Eerder hebben wetenschappers de dichtheid afgeleid uit metingen van andere instrumenten, maar de gegevens waren moeilijk te interpreteren. ALPACA is een van de eerste diagnostiek die specifiek is ontworpen om plasmalicht op de Lyman-alpha-frequentie te verzamelen, waardoor de gegevens veel duidelijker zijn.

Wetenschappers willen hun inzicht in het tanken vergroten, zodat ze er controle over kunnen uitoefenen. Met controle over de brandstoftoevoer kunnen wetenschappers de fusiereacties in tokamaks efficiënter maken en de hoeveelheid warmte die ze produceren vergroten.

Verhoogde warmte is belangrijk omdat hoe heter het plasma is, hoe meer elektriciteit een op tokamak gebaseerde elektriciteitscentrale kan genereren. Dit project is opnieuw een voorbeeld van PPPL's ​​expertise van wereldklasse op het gebied van engineering en plasmadiagnostiek.

ALPACA is eigenlijk een van een paar diagnostiek. Zijn tweelingbroer heet 'LLAMA', wat staat voor 'Lyman-alpha-meetapparaat'. De twee diagnostieken vullen elkaar aan doordat LLAMA de binnen- en buitengebieden van het onderste deel van de tokamak observeert, ALPACA de binnen- en buitengebieden van het bovenste deel observeert.

"We hebben beide apparaten nodig, want hoewel we weten dat neutrale atomen het plasma omringen, varieert het aantal neutrale atomen van plaats tot plaats, dus we weten niet precies waar ze zich ophopen", zegt Alessandro Bortolon, hoofdonderzoeksfysicus van de PPPL en hoofd van het laboratorium. PPPL-samenwerking met de General Atomics DIII-D National Fusion Facility in San Diego.

"Daarom, en omdat we niet kunnen extrapoleren op basis van afzonderlijke metingen, moeten we op meerdere locaties meten."

Zoals alle diagnostiek dient ALPACA een cruciaal doel. "Als we experimenten uitvoeren met machines als DIII-D, moeten we begrijpen wat er in het apparaat gebeurt, vooral als we de prestaties willen verbeteren", aldus Horvath.

"Maar omdat het plasma een temperatuur van 100 miljoen graden Celsius heeft, kunnen we niet zomaar een oventhermometer of iets conventioneels gebruiken.
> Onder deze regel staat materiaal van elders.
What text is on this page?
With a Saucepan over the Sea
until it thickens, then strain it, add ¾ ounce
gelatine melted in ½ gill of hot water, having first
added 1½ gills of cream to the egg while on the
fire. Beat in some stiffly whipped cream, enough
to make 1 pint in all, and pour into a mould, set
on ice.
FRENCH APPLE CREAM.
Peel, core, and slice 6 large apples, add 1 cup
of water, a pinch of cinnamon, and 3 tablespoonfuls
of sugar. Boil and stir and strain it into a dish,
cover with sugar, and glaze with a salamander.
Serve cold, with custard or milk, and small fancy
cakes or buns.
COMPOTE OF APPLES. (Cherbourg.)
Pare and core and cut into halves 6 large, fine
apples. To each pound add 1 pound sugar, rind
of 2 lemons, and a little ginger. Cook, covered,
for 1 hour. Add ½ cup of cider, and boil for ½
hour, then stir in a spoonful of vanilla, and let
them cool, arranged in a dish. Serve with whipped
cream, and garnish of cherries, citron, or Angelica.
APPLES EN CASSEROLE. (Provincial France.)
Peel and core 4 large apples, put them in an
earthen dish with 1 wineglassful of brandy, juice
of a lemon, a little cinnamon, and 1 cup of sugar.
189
Ze zouden gewoon smelten. Diagnostiek geeft ons kennis over wat anders een zwarte doos zou zijn."

Het ontwerp van ALPACA omvatte 3D-printen, een techniek die de integratie mogelijk maakte van een holle kamer in de structurele hoofdruggengraat voor koelleidingen. "Er zou geen manier zijn om dit onderdeel op een andere manier te bewerken", zegt David Mauzey, senior aan de San Diego State University en technisch medewerker bij PPPL. Mauzey leidde ook de werktuigbouwkundige aspecten van het ALPACA-project.

"Dit is het eerste grote project waarvoor ik het grootste deel van de machinebouw heb verzorgd", zei Mauzey. "Er waren uitdagingen, bijvoorbeeld het uitzoeken van de positionering van de optische componenten, maar het proces was leuk."
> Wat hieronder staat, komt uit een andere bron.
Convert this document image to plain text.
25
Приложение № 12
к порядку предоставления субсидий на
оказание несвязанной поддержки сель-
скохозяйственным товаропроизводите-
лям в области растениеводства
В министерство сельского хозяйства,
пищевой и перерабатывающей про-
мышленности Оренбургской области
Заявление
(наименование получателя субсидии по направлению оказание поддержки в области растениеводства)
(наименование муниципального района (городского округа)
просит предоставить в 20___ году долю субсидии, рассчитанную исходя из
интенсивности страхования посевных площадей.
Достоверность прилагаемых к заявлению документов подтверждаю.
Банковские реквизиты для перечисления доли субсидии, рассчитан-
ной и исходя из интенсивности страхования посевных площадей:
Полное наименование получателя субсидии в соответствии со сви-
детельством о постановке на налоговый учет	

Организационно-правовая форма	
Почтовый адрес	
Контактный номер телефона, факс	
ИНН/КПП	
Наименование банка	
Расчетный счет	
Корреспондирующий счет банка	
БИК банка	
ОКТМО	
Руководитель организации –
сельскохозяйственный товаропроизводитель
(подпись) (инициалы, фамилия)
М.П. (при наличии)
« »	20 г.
ALPACA is uitsluitend ontworpen en gebouwd door PPPL, hoewel het volledige systeem, bestaande uit ALPACA en LLAMA, in samenwerking zal worden beheerd door PPPL en het Massachusetts Institute of Technology. Belangrijke bijdragen werden ook geleverd door Alexander Nagy, plaatsvervangend hoofd van PPPL's ​​DIII-D off-site onderzoek, en Florian Laggner, assistent-professor kerntechniek aan de North Carolina State University.

ALPACA wordt momenteel getest. Zodra DIII-D deze maand na een periode van onderhoud weer operationeel is, zal ALPACA beginnen met het uitvoeren van daadwerkelijke metingen.